Jean-Pierre LAVIGNES
PARIS, décembre 1996
Il y a douze ans maintenant, Calum Fraser exposait pour la première fois à la galerie.
Depuis douze ans et une dizaine d’expositions, de nombreux collectionneurs dans le monde entier se sont intéressés à son travail, beaucoup de critiques d’art et d’historiens ont écrit sur sa peinture et de nombreuses institutions publiques et privées ont fait rentrer ses oeuvres dans leurs collections.
Mais qui est Fraser ?
FRASER est un artiste écossais, émule d’Anthony Green et de Lucian Freud, vivant à Paris depuis treize ans et qui peint dans la plus pure tradition de la peinture anglaise.
Chez Fraser, il y a la peinture et le sujet de la peinture. Le choix délibéré des couleurs donne toujours le ton du tableau, et le ton est rarement l’histoire qu’il raconte. Il détourne les citations et recrée nos univers familiers d’une telle manière qu’ils deviennent un monde surréaliste. Sa laverie automatique devient un décor pour « Starmania » et dans un de ses tableaux ayant pour sujet une femme en robe d’un autre siècle qui court au milieu de la forêt, il s’agit en vérité d’une partie de tennis dans laquelle le poisson que teint la dame fait office de raquette, un poisson plus petit lui, est la balle. Chacun de ses tableaux comporte des anomalies que le regard accepte et qui deviennent normales tant la séduction de la couleur et de la peinture est forte.
Ses tableaux qui n’ont rien à voir avec la réalité ont un réalisme qui dérange.

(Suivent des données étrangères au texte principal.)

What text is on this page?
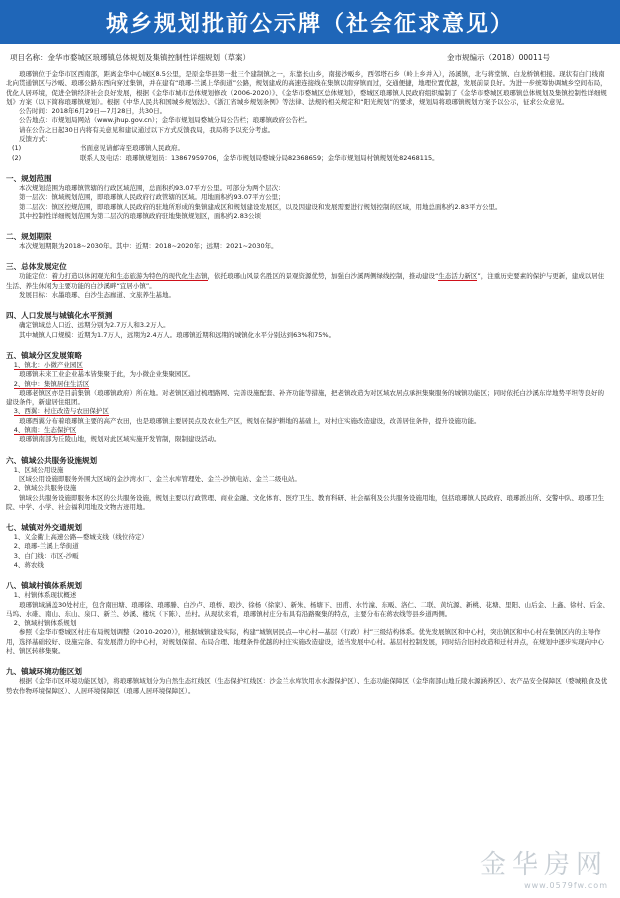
城乡规划批前公示牌（社会征求意见）
项目名称：金华市婺城区琅琊镇总体规划及集镇控制性详细规划（草案）	金市规编示（2018）00011号

琅琊镇位于金华市区西南部，距离金华中心城区8.5公里，是原金华县第一批三个建制镇之一，东靠长山乡，南接沙畈乡，西邻塔石乡（岭上乡并入），汤溪镇，北与蒋堂镇、白龙桥镇相接。现状有白门线南北向贯通镇区与沙畈、琅琊公路东西向穿过集镇，并在建有“琅琊-兰溪上华街道”公路，规划建成的高速连接线在集镇以南穿镇而过，交通便捷，地理位置优越，发展前景良好。为进一步统筹协调城乡空间布局，优化人居环境，促进全镇经济社会良好发展，根据《金华市城市总体规划修改（2006-2020）》、《金华市婺城区总体规划》，婺城区琅琊镇人民政府组织编制了《金华市婺城区琅琊镇总体规划及集镇控制性详细规划》方案（以下简称琅琊镇规划）。根据《中华人民共和国城乡规划法》、《浙江省城乡规划条例》等法律、法规的相关规定和“阳光规划”的要求，规划局将琅琊镇规划方案予以公示，征求公众意见。

公告时间：2018年6月29日—7月28日，共30日。

公告地点：市规划局网站（www.jhup.gov.cn）；金华市规划局婺城分局公告栏；琅琊镇政府公告栏。

请在公告之日起30日内将有关意见和建议通过以下方式反馈我局，我局将予以充分考虑。

反馈方式：

(1)	书面意见请邮寄至琅琊镇人民政府。
(2)	联系人及电话：琅琊镇规划员：13867959706，金华市规划局婺城分局82368659；金华市规划局村镇规划处82468115。

一、规划范围

本次规划范围为琅琊镇管辖的行政区域范围，总面积约93.07平方公里。可部分为两个层次：

第一层次：镇域规划范围，即琅琊镇人民政府行政管辖的区域。用地面积约93.07平方公里；

第二层次：镇区控规范围，即琅琊镇人民政府的驻地所形成的集镇建成区和规划建设发展区，以及因建设和发展需要进行规划控制的区域，用地总面积约2.83平方公里。

其中控制性详细规划范围为第二层次的琅琊镇政府驻地集镇规划区，面积约2.83公顷

二、规划期限

本次规划期限为2018~2030年。其中：近期：2018~2020年；远期：2021~2030年。

三、总体发展定位

功能定位：着力打造以休闲观光和生态旅游为特色的现代化生态镇，依托琅琊山风景名胜区的景观资源优势，加强白沙溪两侧绿线控制，推动建设“生态活力新区”，注重历史要素的保护与更新，建成以居住生活、养生休闲为主要功能的白沙溪畔“宜居小镇”。

发展目标：水墨琅琊、白沙生态廊道、文旅养生基地。

四、人口发展与城镇化水平预测

确定镇域总人口近、远期分别为2.7万人和3.2万人。

其中城镇人口规模：近期为1.7万人，远期为2.4万人。琅琊镇近期和远期的城镇化水平分别达到63%和75%。

五、镇域分区发展策略

1、镇北：小微产业园区

琅琊镇未来工业企业基本皆集聚于此，为小微企业集聚园区。

2、镇中：集镇居住生活区

琅琊老镇区亦是目前集镇（琅琊镇政府）所在地。对老镇区通过梳理路网、完善设施配套、补齐功能等措施，把老镇改造为对区域农居点承担集聚服务的城镇功能区；同时依托白沙溪东岸地势平坦等良好的建设条件，新建居住组团。

3、西翼：村庄改造与农田保护区

琅琊西翼分布着琅琊镇主要的高产农田，也是琅琊镇主要居民点及农业生产区，规划在保护耕地的基础上，对村庄实施改造建设，改善居住条件，提升设施功能。

4、镇南：生态保护区

琅琊镇南部为丘陵山地，规划对此区域实施开发管制，限制建设活动。

六、镇域公共服务设施规划

1、区域公用设施

区域公用设施即服务外围大区域的金沙湾水厂、金兰水库管理处、金兰-沙镇电站、金兰二级电站。

2、镇域公共服务设施

镇域公共服务设施即服务本区的公共服务设施，规划主要以行政管理、商业金融、文化体育、医疗卫生、教育科研、社会福利及公共服务设施用地，包括琅琊镇人民政府、琅琊派出所、交警中队、琅琊卫生院、中学、小学、社会福利用地及文物古迹用地。

七、城镇对外交通规划

1、义金衢上高速公路—婺城支线（线位待定）

2、琅琊-兰溪上华街道

3、白门线：市区-沙畈

4、蒋农线

八、镇域村镇体系规划

1、村镇体系现状概述

琅琊镇域涵盖30处村庄，包含南田塘、琅琊徐、琅琊滕、白沙卢、琅桥、琅沙、徐杨（徐家）、新朱、杨塘下、田甫、水竹潼、东畈、洛仁、二联、黄坑源、新桃、花塘、里阳、山后金、上鑫、徐村、后金、马坞、水碓、南山、东山、泉口、新兰、妙溪、楼坑（下陈）、岳村。从现状来看，琅琊镇村庄分布具有沿路聚集的特点，主要分布在蒋农线等县乡道两侧。

2、镇域村镇体系规划

参照《金华市婺城区村庄布局规划调整（2010-2020）》，根据城镇建设实际，构建“城镇居民点—中心村—基层（行政）村”三级结构体系。优先发展镇区和中心村，突出镇区和中心村在集镇区内的主导作用，选择基础较好、设施完备、有发展潜力的中心村，对规划保留、布局合理、地理条件优越的村庄实施改造建设，适当发展中心村。基层村控制发展，同时结合旧村改造和迁村并点，在规划中逐步实现向中心村、镇区转移集聚。

九、镇域环境功能区划

根据《金华市区环境功能区划》，将琅琊镇域划分为自然生态红线区（生态保护红线区：沙金兰水库饮用水水源保护区）、生态功能保障区（金华南部山地丘陵水源涵养区）、农产品安全保障区（婺城粮食及优势农作物环境保障区）、人居环境保障区（琅琊人居环境保障区）。

金华房网
www.0579fw.com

Calum FRASER peint la vie avec tout ce qu’elle a de bizarre et d’étrange, tout ce qu’elle a de merveilleux, et les contes de fées sont toujours présents dans l’insupportable qu’il se plaît à dépeindre. L’insupportable fait partie de notre quotidien que nous supportons. L’insupportable fait partie des fantasmes que nous n’assumons pas. L’insupportable est la nouvelle forme de romantisme d’une époque qui se questionne comme notre civilisation s’interroge.
La peinture de Fraser n’est pas facile. Elle est séduisante comme ces fleurs vénéneuses qui mordent et dont les traces sont indélébiles. On ne se guérit pas de Fraser. On n’est pas malade non plus de Fraser. Fraser est une nécessité, un constat, un regard à la fois plein d’amour et sans pitié sur « soi-même » « nous-mêmes ». Nous et l’autre. Cette impossible comparaison sans laquelle on ne peut pas vivre et qui rend la vie si difficile.
On croise les tableaux de Fraser tous les jours dans nos rêves comme on les croise dans la rue. Le sentiment d’inconfort devient bien-être, l’ambiguïté est une nouvelle forme de langage et seule l’image rassure… et puis on se réveille avec un sentiment bizarre. Ces rêves du petit matin ont des odeurs qui dérangent et qu’on conserve parce qu’elles sont chaudes, comme on conserve toujours le souvenir d’une toile de Fraser qu’on a croisée à un détour de sa vie.
Il y a dans cette œuvre un définitif qu’on voudrait provisoire et qui est tellement l’homme qu’on sait parfaitement qu’on ne s’en délivrera jamais.